Speak unto the children of Israel, and say unto them, When ye come into the land which I give you, then shall the land keep a sabbath unto the LORD.
When ye come into the land which I give you. It has been questioned on what year, after the occupation of Canaan, the Sabbatic year began to be observed. Some think it was the seventh year after their entrance. But others, considering that as the first six years were spent in the conquest and division of the land (Joshua 5:12), and that the Sabbatical year was to be observed after six years of agriculture, maintain that the observance did not commence until the fourteenth year.
The land keep a sabbath unto the Lord. It commenced immediately after the feast of ingathering. This was a very special arrangement. The command to give rest to the land every seventh year, when the extent of country was so disproportionate to its population, must appear exceedingly strange to those who have not duly considered it. The generality of people would account for it perhaps from its being conducive to the good of the land, which would be too much exhausted if it were not permitted occasionally to lie fallow. But this could not be the reason; because then a seventh part of the land would most probably have been fallow every year, and not the whole at once.
Moreover, it would not have been suffered to produce anything which would tend to counteract the main design; whereas all the seed that had been accidentally scattered on it during the harvest was suffered to grow up to maturity. Nor can the idea of being fallow be applied with any propriety to the oliveyards and vineyards, which, though not trimmed and pruned that year, were suffered to bring all their fruit to maturity.
Some other and deeper reasons, then, because this appointment must be sought for. Not only all agricultural processes were to be intermitted every seventh year, but the cultivators had no right to the soil. It lay entirely fallow, and its spontaneous produce was the common property of the poor and the stranger, the cattle and game. This year of rest was doubtless to invigorate the productive powers of the land, as the weekly Sabbath was a refreshment to people and cattle. But it was calculated to teach the people, in a remarkable manner, the reality of the presence and providential power of God, and to train them to habits of trust and confidence in Him.
That which groweth of its own accord of thy harvest thou shalt not reap, neither gather the grapes of thy vine undressed: for it is a year of rest unto the land. No JFB commentary on these verses.

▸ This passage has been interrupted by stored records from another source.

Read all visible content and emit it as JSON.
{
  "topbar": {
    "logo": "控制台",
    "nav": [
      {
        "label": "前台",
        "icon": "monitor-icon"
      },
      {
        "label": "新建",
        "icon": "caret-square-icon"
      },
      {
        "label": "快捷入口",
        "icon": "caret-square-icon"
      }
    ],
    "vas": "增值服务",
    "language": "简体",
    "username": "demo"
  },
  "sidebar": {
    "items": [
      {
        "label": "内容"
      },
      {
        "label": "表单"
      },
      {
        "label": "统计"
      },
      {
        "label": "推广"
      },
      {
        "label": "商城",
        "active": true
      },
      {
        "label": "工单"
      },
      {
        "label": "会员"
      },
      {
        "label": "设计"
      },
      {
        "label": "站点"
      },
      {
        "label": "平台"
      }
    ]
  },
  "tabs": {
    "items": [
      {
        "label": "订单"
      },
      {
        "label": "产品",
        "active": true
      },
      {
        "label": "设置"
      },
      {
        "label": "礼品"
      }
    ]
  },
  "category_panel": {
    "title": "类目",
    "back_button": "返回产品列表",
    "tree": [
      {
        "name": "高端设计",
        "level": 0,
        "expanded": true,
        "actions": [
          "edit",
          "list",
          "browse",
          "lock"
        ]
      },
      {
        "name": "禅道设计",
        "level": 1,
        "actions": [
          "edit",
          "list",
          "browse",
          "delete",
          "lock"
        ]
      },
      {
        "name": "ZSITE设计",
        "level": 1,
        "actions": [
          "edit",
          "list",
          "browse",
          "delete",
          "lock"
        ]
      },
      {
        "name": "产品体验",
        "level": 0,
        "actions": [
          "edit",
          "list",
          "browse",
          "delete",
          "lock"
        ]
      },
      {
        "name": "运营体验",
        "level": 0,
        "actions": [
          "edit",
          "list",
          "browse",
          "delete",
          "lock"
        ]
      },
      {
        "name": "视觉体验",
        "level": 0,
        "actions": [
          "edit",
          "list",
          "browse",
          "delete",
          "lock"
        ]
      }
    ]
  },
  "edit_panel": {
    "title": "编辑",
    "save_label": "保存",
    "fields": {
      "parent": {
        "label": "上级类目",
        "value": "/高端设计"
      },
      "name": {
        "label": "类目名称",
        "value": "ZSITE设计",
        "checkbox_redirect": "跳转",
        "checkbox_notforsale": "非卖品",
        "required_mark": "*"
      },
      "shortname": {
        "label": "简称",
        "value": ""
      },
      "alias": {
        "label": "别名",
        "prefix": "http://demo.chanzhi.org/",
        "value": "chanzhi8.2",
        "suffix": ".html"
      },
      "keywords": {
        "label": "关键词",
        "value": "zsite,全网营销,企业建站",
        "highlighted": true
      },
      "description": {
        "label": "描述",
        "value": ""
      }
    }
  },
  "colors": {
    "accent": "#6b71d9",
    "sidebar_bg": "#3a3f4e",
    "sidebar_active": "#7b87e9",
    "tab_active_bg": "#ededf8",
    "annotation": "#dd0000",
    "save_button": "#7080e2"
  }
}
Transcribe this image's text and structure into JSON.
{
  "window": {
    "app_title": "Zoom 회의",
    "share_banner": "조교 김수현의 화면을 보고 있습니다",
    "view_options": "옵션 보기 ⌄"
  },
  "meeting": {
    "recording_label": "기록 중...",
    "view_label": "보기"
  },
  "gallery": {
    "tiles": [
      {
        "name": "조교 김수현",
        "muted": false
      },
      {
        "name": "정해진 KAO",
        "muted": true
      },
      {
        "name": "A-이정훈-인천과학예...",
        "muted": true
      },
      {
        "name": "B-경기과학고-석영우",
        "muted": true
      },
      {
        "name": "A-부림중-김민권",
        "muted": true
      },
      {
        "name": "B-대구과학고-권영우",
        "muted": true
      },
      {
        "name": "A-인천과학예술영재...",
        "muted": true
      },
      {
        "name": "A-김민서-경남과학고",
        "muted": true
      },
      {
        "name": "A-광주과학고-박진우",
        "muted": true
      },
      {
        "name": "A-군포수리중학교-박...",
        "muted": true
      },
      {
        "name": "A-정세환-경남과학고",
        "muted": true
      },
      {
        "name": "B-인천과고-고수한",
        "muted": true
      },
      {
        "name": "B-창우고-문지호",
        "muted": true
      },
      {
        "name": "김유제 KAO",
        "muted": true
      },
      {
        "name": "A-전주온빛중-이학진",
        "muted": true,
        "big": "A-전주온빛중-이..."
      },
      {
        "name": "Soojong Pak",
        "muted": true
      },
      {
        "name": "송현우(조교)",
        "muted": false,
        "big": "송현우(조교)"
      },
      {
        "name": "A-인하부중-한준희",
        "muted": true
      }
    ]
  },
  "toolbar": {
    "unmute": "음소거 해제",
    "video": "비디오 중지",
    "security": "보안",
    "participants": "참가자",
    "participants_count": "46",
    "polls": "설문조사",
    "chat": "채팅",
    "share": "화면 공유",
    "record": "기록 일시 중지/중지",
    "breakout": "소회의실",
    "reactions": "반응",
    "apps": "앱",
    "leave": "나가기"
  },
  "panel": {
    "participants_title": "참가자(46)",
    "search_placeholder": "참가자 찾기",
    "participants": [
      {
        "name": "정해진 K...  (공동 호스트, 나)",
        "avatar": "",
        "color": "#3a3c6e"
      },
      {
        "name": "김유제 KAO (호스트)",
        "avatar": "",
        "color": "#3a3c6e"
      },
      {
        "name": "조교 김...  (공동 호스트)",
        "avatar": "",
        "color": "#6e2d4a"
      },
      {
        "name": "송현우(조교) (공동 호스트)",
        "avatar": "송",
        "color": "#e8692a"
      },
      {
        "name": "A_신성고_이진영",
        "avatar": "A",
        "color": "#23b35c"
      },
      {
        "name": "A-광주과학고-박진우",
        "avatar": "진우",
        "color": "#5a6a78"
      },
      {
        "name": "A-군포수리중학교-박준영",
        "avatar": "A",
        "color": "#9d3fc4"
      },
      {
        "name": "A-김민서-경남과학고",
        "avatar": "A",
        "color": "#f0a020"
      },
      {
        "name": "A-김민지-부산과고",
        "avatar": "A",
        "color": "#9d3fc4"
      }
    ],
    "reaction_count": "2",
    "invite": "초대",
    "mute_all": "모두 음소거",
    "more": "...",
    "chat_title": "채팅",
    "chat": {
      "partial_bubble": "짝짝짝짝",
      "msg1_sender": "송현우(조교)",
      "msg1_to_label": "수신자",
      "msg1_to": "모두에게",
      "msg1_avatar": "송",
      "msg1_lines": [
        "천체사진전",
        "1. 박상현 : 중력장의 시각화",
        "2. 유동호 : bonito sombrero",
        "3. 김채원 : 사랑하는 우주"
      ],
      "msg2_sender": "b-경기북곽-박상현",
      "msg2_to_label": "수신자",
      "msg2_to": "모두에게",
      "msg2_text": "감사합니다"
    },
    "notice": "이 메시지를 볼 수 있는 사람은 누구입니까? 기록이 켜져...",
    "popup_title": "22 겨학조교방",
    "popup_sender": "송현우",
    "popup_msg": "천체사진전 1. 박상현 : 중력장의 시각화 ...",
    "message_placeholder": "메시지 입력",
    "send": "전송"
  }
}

And thou shalt number seven sabbaths of years unto thee, seven times seven years; and the space of the seven sabbaths of years shall be unto thee forty and nine years.
Thou shalt number seven sabbaths of years. This most extraordinary of all civil institutions, which received the name of [ showpaar (H7782)] "Jubilee" from a Hebrew word signifying a musical instrument, a horn or trumpet, began on the tenth day of the seventh month, or the great day of atonement, when, by order of the public authorities, the sound of trumpets proclaimed the beginning of the universal redemption. All prisoners and captives obtained their liberties, slaves were declared free, and debtors were absolved. The land, as on the Sabbatic year, was neither sowed nor reaped, but allowed to enjoy with its inhabitants a Sabbath of repose; and its natural produce was the common property of all. Moreover, every inheritance throughout the land of Judea was restored to its ancient owner.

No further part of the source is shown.